There was limited threat of conflict in the area while it was governed by the Soviet Union, but when the Bloc started to fall apart in the late 1980s, territorial issues surfaced. Despite being a region under Azerbaijani administration, Nagorno-regional Karabakh's parliament opted to join Armenia. The regional separatist movement clashed with Azerbaijani forces in the early 1990s, triggering a full-scale war. The movement was bolstered by the vote and supported by the Armenian government.
Without Soviet soldiers to restore order, ethnic cleansing killed tens of thousands of people and conflict extended into populated areas. Both sides carried out massacres, and as a result, about a million people were left homeless. Since the 1994 peace deal, esclation has flared up occasionally, but the year 2020 saw the worst wave of fighting since the 1990s.
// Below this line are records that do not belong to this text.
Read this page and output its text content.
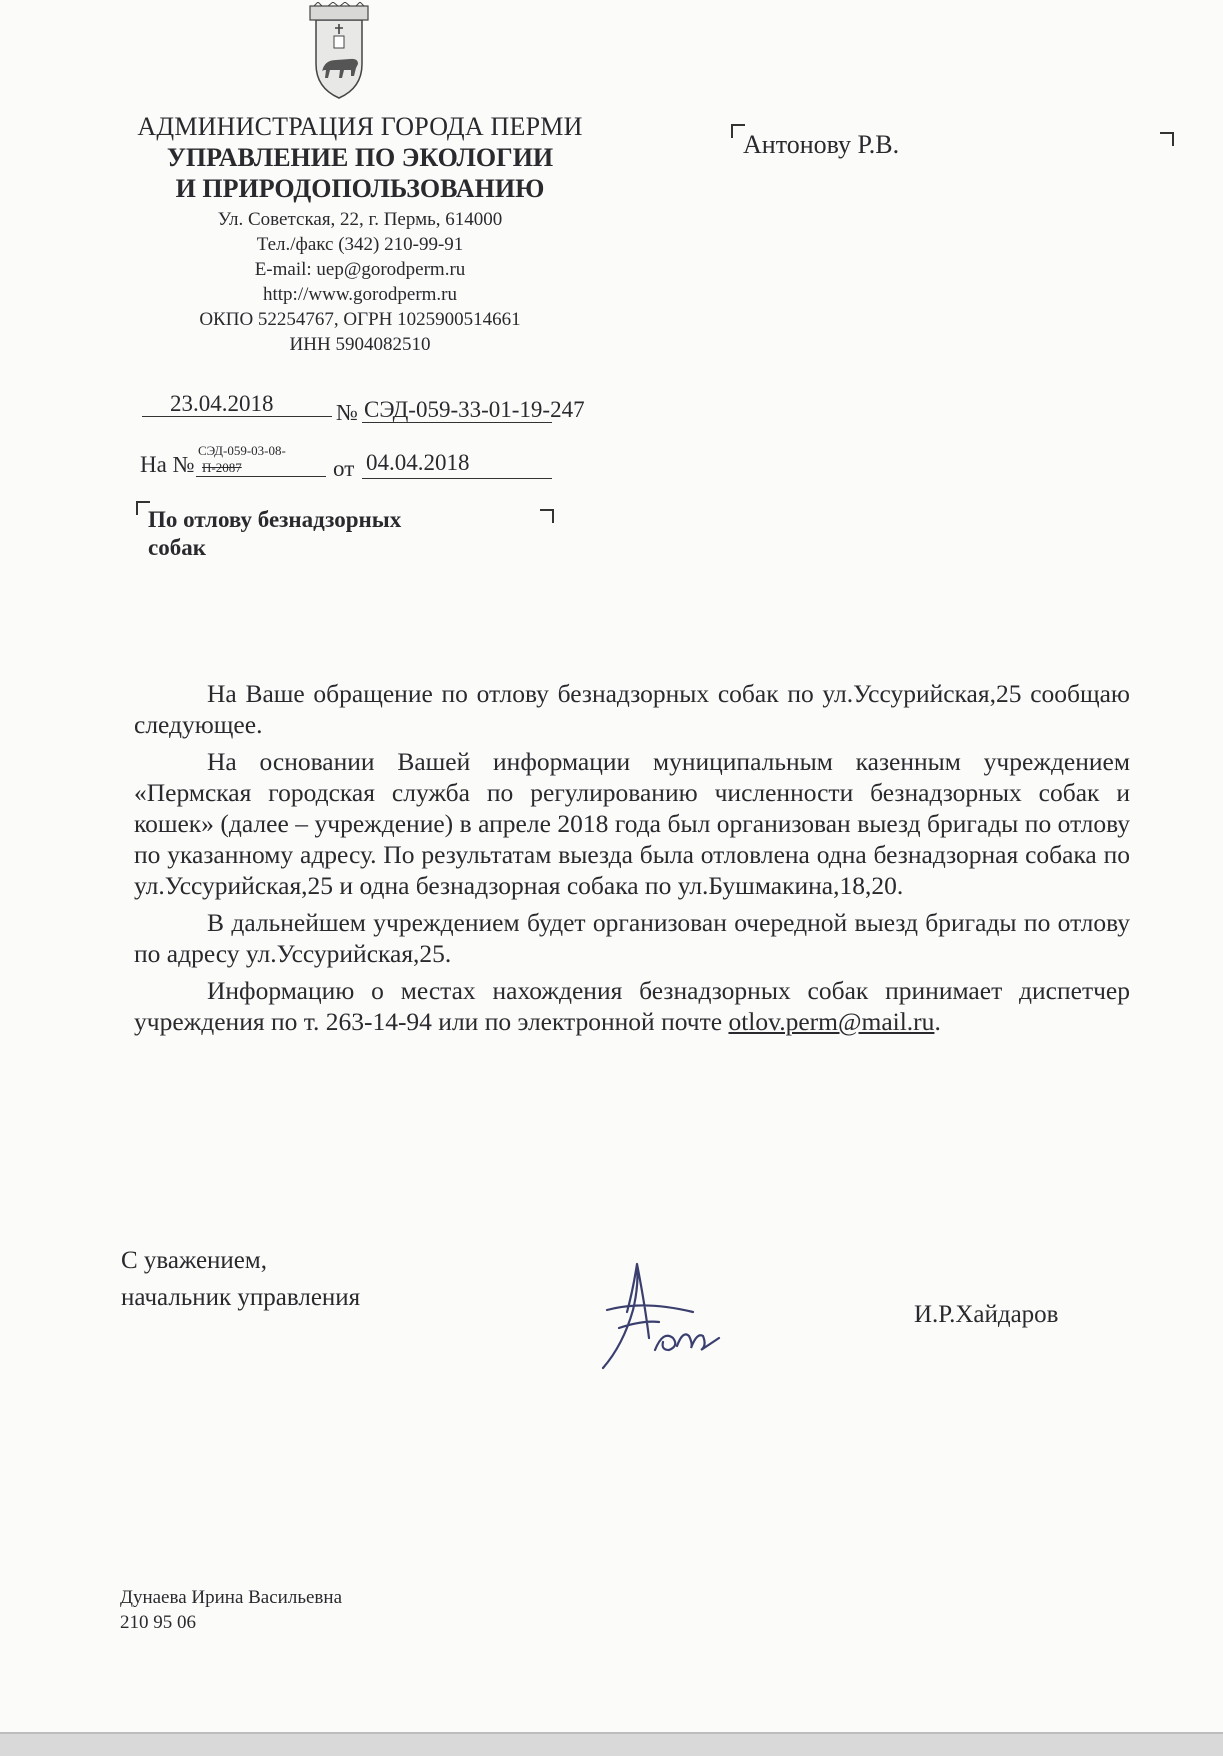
АДМИНИСТРАЦИЯ ГОРОДА ПЕРМИ
УПРАВЛЕНИЕ ПО ЭКОЛОГИИ
И ПРИРОДОПОЛЬЗОВАНИЮ
Ул. Советская, 22, г. Пермь, 614000
Тел./факс (342) 210-99-91
E-mail: uep@gorodperm.ru
http://www.gorodperm.ru
ОКПО 52254767, ОГРН 1025900514661
ИНН 5904082510
Антонову Р.В.
23.04.2018	№ СЭД-059-33-01-19-247
На №
СЭД-059-03-08-
П-2087	от 04.04.2018
По отлову безнадзорных
собак

На Ваше обращение по отлову безнадзорных собак по ул.Уссурийская,25 сообщаю следующее.

На основании Вашей информации муниципальным казенным учреждением «Пермская городская служба по регулированию численности безнадзорных собак и кошек» (далее – учреждение) в апреле 2018 года был организован выезд бригады по отлову по указанному адресу. По результатам выезда была отловлена одна безнадзорная собака по ул.Уссурийская,25 и одна безнадзорная собака по ул.Бушмакина,18,20.

В дальнейшем учреждением будет организован очередной выезд бригады по отлову по адресу ул.Уссурийская,25.

Информацию о местах нахождения безнадзорных собак принимает диспетчер учреждения по т. 263-14-94 или по электронной почте otlov.perm@mail.ru.

С уважением,
начальник управления
И.Р.Хайдаров
Дунаева Ирина Васильевна
210 95 06
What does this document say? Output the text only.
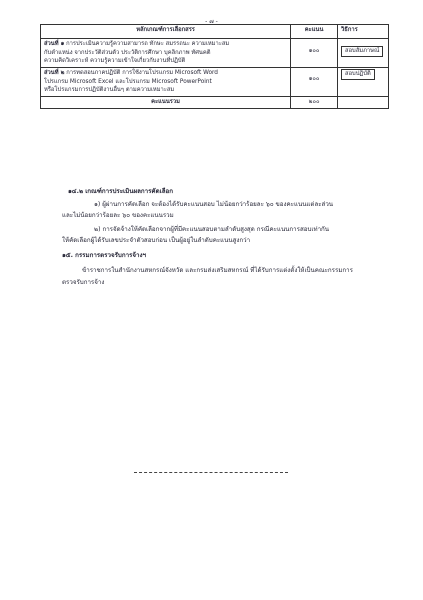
- ๗ -
หลักเกณฑ์การเลือกสรร	คะแนน	วิธีการ
ส่วนที่ ๑ การประเมินความรู้ความสามารถ ทักษะ สมรรถนะ ความเหมาะสม
กับตำแหน่ง จากประวัติส่วนตัว ประวัติการศึกษา บุคลิกภาพ ทัศนคติ
ความคิดวิเคราะห์ ความรู้ความเข้าใจเกี่ยวกับงานที่ปฏิบัติ	๑๐๐	สอบสัมภาษณ์
ส่วนที่ ๒ การทดสอบภาคปฏิบัติ การใช้งานโปรแกรม Microsoft Word
โปรแกรม Microsoft Excel และโปรแกรม Microsoft PowerPoint
หรือโปรแกรมการปฏิบัติงานอื่นๆ ตามความเหมาะสม	๑๐๐	สอบปฏิบัติ
คะแนนรวม	๒๐๐	
๑๔.๒ เกณฑ์การประเมินผลการคัดเลือก
๑) ผู้ผ่านการคัดเลือก จะต้องได้รับคะแนนสอบ ไม่น้อยกว่าร้อยละ ๖๐ ของคะแนนแต่ละส่วน
และไม่น้อยกว่าร้อยละ ๖๐ ของคะแนนรวม
๒) การจัดจ้างให้คัดเลือกจากผู้ที่มีคะแนนสอบตามลำดับสูงสุด กรณีคะแนนการสอบเท่ากัน
ให้คัดเลือกผู้ได้รับเลขประจำตัวสอบก่อน เป็นผู้อยู่ในลำดับคะแนนสูงกว่า
๑๕. กรรมการตรวจรับการจ้างฯ
ข้าราชการในสำนักงานสหกรณ์จังหวัด และกรมส่งเสริมสหกรณ์ ที่ได้รับการแต่งตั้งให้เป็นคณะกรรมการ
ตรวจรับการจ้าง
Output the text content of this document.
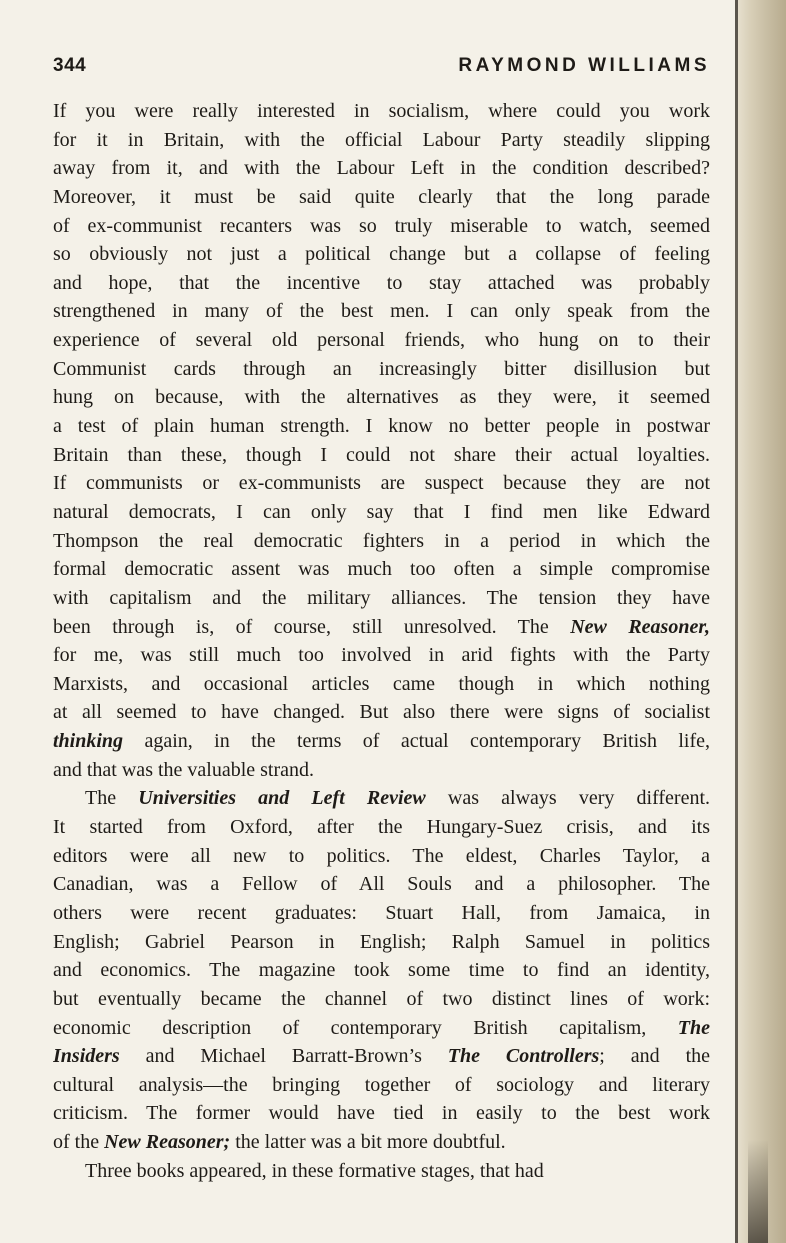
344	RAYMOND WILLIAMS
If you were really interested in socialism, where could you work
for it in Britain, with the official Labour Party steadily slipping
away from it, and with the Labour Left in the condition described?
Moreover, it must be said quite clearly that the long parade
of ex-communist recanters was so truly miserable to watch, seemed
so obviously not just a political change but a collapse of feeling
and hope, that the incentive to stay attached was probably
strengthened in many of the best men. I can only speak from the
experience of several old personal friends, who hung on to their
Communist cards through an increasingly bitter disillusion but
hung on because, with the alternatives as they were, it seemed
a test of plain human strength. I know no better people in postwar
Britain than these, though I could not share their actual loyalties.
If communists or ex-communists are suspect because they are not
natural democrats, I can only say that I find men like Edward
Thompson the real democratic fighters in a period in which the
formal democratic assent was much too often a simple compromise
with capitalism and the military alliances. The tension they have
been through is, of course, still unresolved. The New Reasoner,
for me, was still much too involved in arid fights with the Party
Marxists, and occasional articles came though in which nothing
at all seemed to have changed. But also there were signs of socialist
thinking again, in the terms of actual contemporary British life,
and that was the valuable strand.
The Universities and Left Review was always very different.
It started from Oxford, after the Hungary-Suez crisis, and its
editors were all new to politics. The eldest, Charles Taylor, a
Canadian, was a Fellow of All Souls and a philosopher. The
others were recent graduates: Stuart Hall, from Jamaica, in
English; Gabriel Pearson in English; Ralph Samuel in politics
and economics. The magazine took some time to find an identity,
but eventually became the channel of two distinct lines of work:
economic description of contemporary British capitalism, The
Insiders and Michael Barratt-Brown’s The Controllers; and the
cultural analysis—the bringing together of sociology and literary
criticism. The former would have tied in easily to the best work
of the New Reasoner; the latter was a bit more doubtful.
Three books appeared, in these formative stages, that had
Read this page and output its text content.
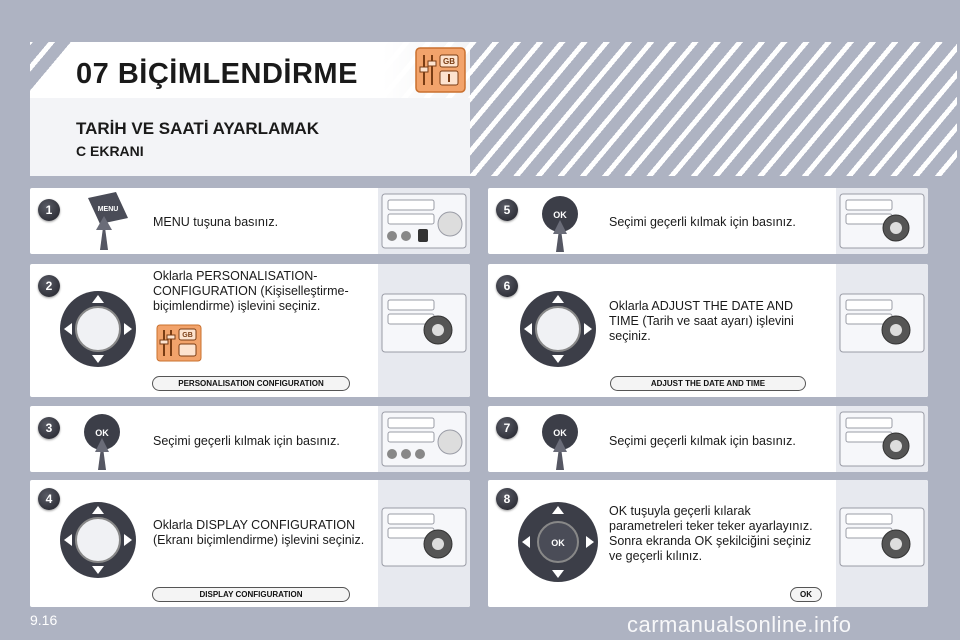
07 BİÇİMLENDİRME	GB
TARİH VE SAATİ AYARLAMAK
C EKRANI
1	MENU
MENU tuşuna basınız.
2
GB
Oklarla PERSONALISATION-CONFIGURATION (Kişiselleştirme-biçimlendirme) işlevini seçiniz.
PERSONALISATION CONFIGURATION
3	OK
Seçimi geçerli kılmak için basınız.
4
Oklarla DISPLAY CONFIGURATION (Ekranı biçimlendirme) işlevini seçiniz.
DISPLAY CONFIGURATION
5	OK	Seçimi geçerli kılmak için basınız.
6
Oklarla ADJUST THE DATE AND TIME (Tarih ve saat ayarı) işlevini seçiniz.
ADJUST THE DATE AND TIME
7	OK
Seçimi geçerli kılmak için basınız.
8
OK
OK tuşuyla geçerli kılarak parametreleri teker teker ayarlayınız. Sonra ekranda OK şekilciğini seçiniz ve geçerli kılınız.
OK
9.16	carmanualsonline.info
At least 6,500 people were killed during a two-month fight in November 2020, raising concerns that it was far from over.
What’s Next For Both Countries?
Russia has historically served as a mediator in the dispute because it is the dominating force in the area. In 2020, when violence broke out in Nagorno-Karabakh, Russia assisted in negotiating a peace deal. It has been asserted that the Kremlin's sway in Eastern Europe has diminished as a result of Russia's present disengagement from a massive military counteroffensive by Ukraine.
On September 14, 2020, Armen Grigoryan, the secretary of Armenia's Security Council, made a televised announcement on the cease-fire. The Defense Ministry of Armenia stated that bombardment had stopped a few hours before to Grigoryan's speech, but it made no mention of the cease-fire agreement.
However, the government of Azerbaijan did not respond right away. The proclamation of a cease-fire came after two days of intense combat, which was the biggest escalation of hostilities between the two longstanding foes in almost two years.
Ilham Aliyev, the president of Azerbaijan, informed Putin that the escalation has subsided on September 16. The previous two days have seen a cease-fire, and Aliyev emphasised that Azerbaijan is dedicated to trilateral accords. Speaking on the sidelines of the SCO summit in Uzbekistan, the two leaders exchanged words.
According to Jeyhun Bayramov, the foreign minister of Azerbaijan, a proposal including five requirements for normalising relations with Armenia was sent in March. The demarcation of the borders between the two nations is one of the topics in the plan; Azerbaijan had previously presented a solution, but Armenia had repeatedly raised preconditions to address it.